In 2000, we also began health services in Huambo, Angola’s second largest city. It had been devastated by bombing during the war. The pioneering MMMs were Sister Opportuna Cypriani Sanka, an experienced missionary from Tanzania, and Sister Laurinda Bundo from Angola. They said, “We have been waiting to go to Huambo for years. Now the war has quietened down a bit. We hope and pray we will be able to stay there. We have been asked to take over a clinic in the parish run by the Redemptorists.”

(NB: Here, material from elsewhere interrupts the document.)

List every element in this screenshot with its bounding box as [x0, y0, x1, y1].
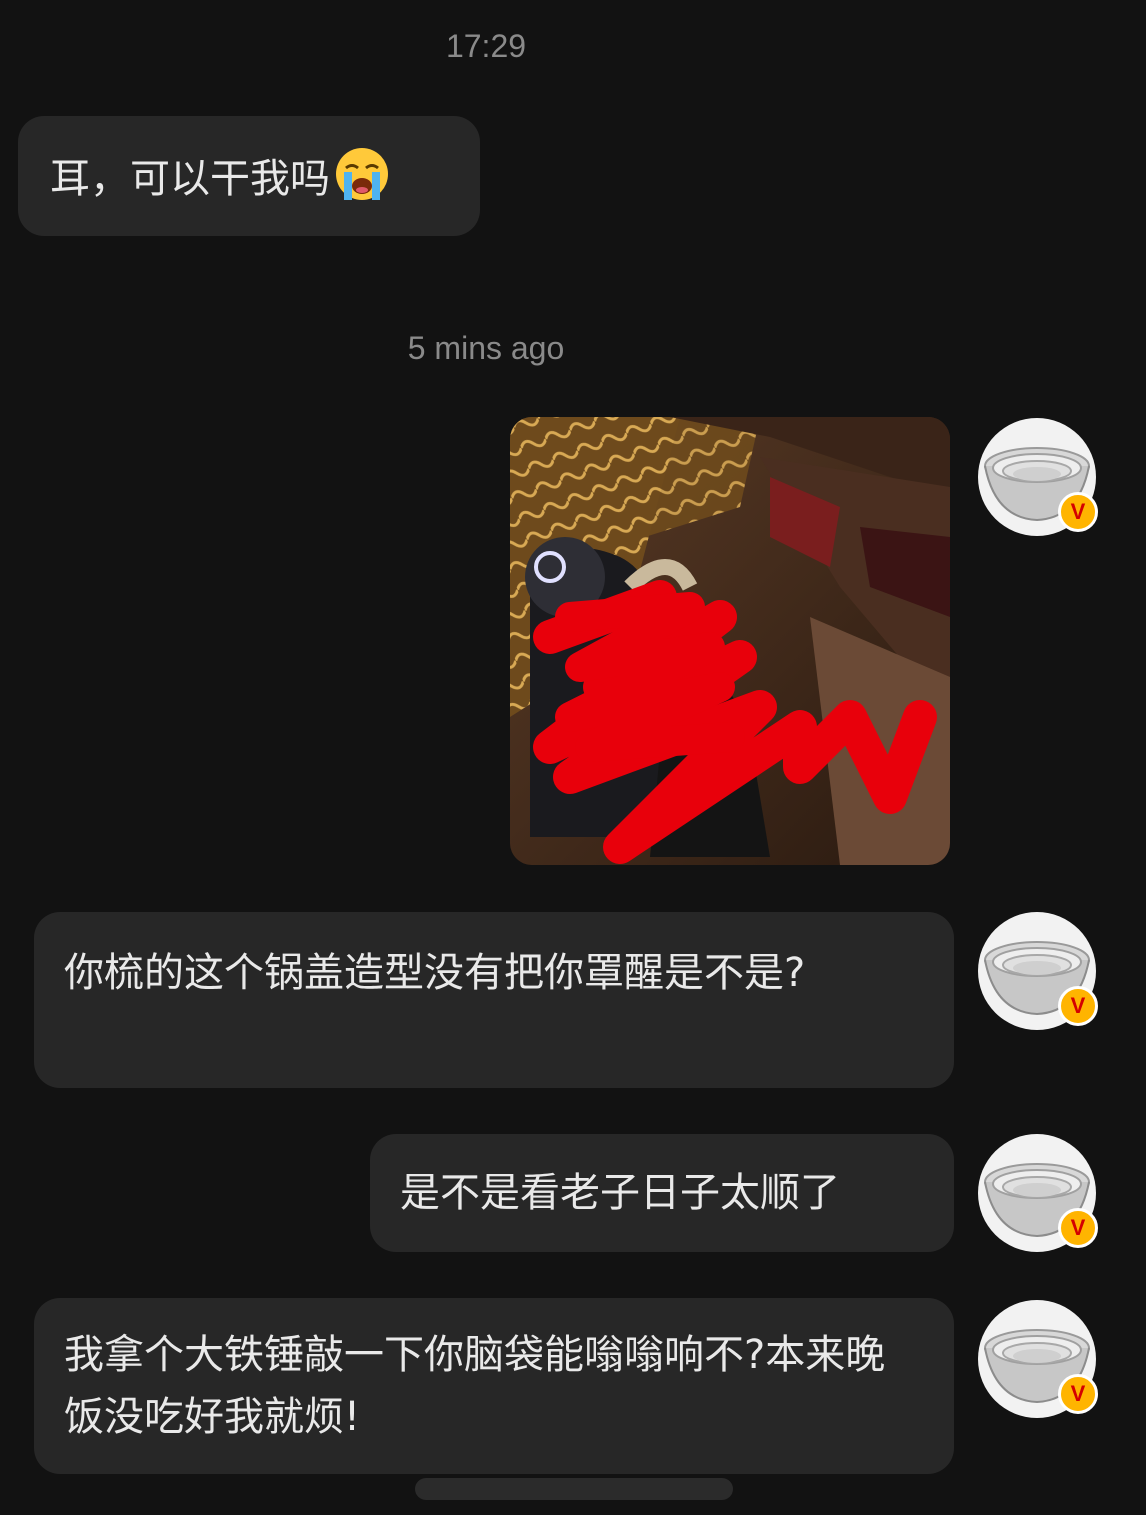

There are times for beginnings and there are times for moving on. That year we handed over Saint John’s Hospital in Mzuzu, Malawi and in 2001, we handed over Kitovu Hospital, in Masaka, Uganda. In both cases some Sisters remained on locally to provide support during the transition time. In 2002, MMM handed over the hospital in Chiulo, Angola, where we had worked for fifty years.
We marked another milestone in 2003 as MMMs gathered for our Eighth Congregational Chapter at Tallaght, in South Dublin, Ireland. Among the topics we addressed at this meeting was that of developing programmes for our Associate Movement was slowly taking root in the Congregation. Our documents from that Chapter said, “Living our life to the full requires that we share our charism, our mission, and our life in multi-cultural communion with others, among them our Associates. We affirmed the efforts made throughout the Congregation to bring to birth and nurture the MMM Associate Movement and to actively involve the laity in this process.” We called ourselves to encourage leadership to emerge from among the MMM Associates.
In 2003, in order to better co-ordinate our mission awareness work in England, we opened a new house in Solihull, Birmingham. We also handed over our work to others in Ogoja, Nigeria and Loolera, Tanzania.
In 2004 MMM celebrated 50 years in Makiungu Hospital in Tanzania. That year we began a second mission in Choloma, Honduras. The Bishop asked us to share our healing charism in the north of the country, living and working in poor communities, deeply affected by violence.
In 2006, we had the first international meeting of MMM Associates. This three-day gathering was held at our Motherhouse in Drogheda, Ireland, and included delegates from Tanzania, Ireland, the USA and Scotland. While their main task was to update the guidelines for Associates, they discussed how to maintain a balance between their primary vocation and their calling as MMM Associates and how the relationship between Associate MMMs in a particular country could be strengthened. Toni Cameron, the delegate for Ireland said, “The one central and burning question was how best to live our lives in partnership with MMM, spreading the healing charism of Christ.”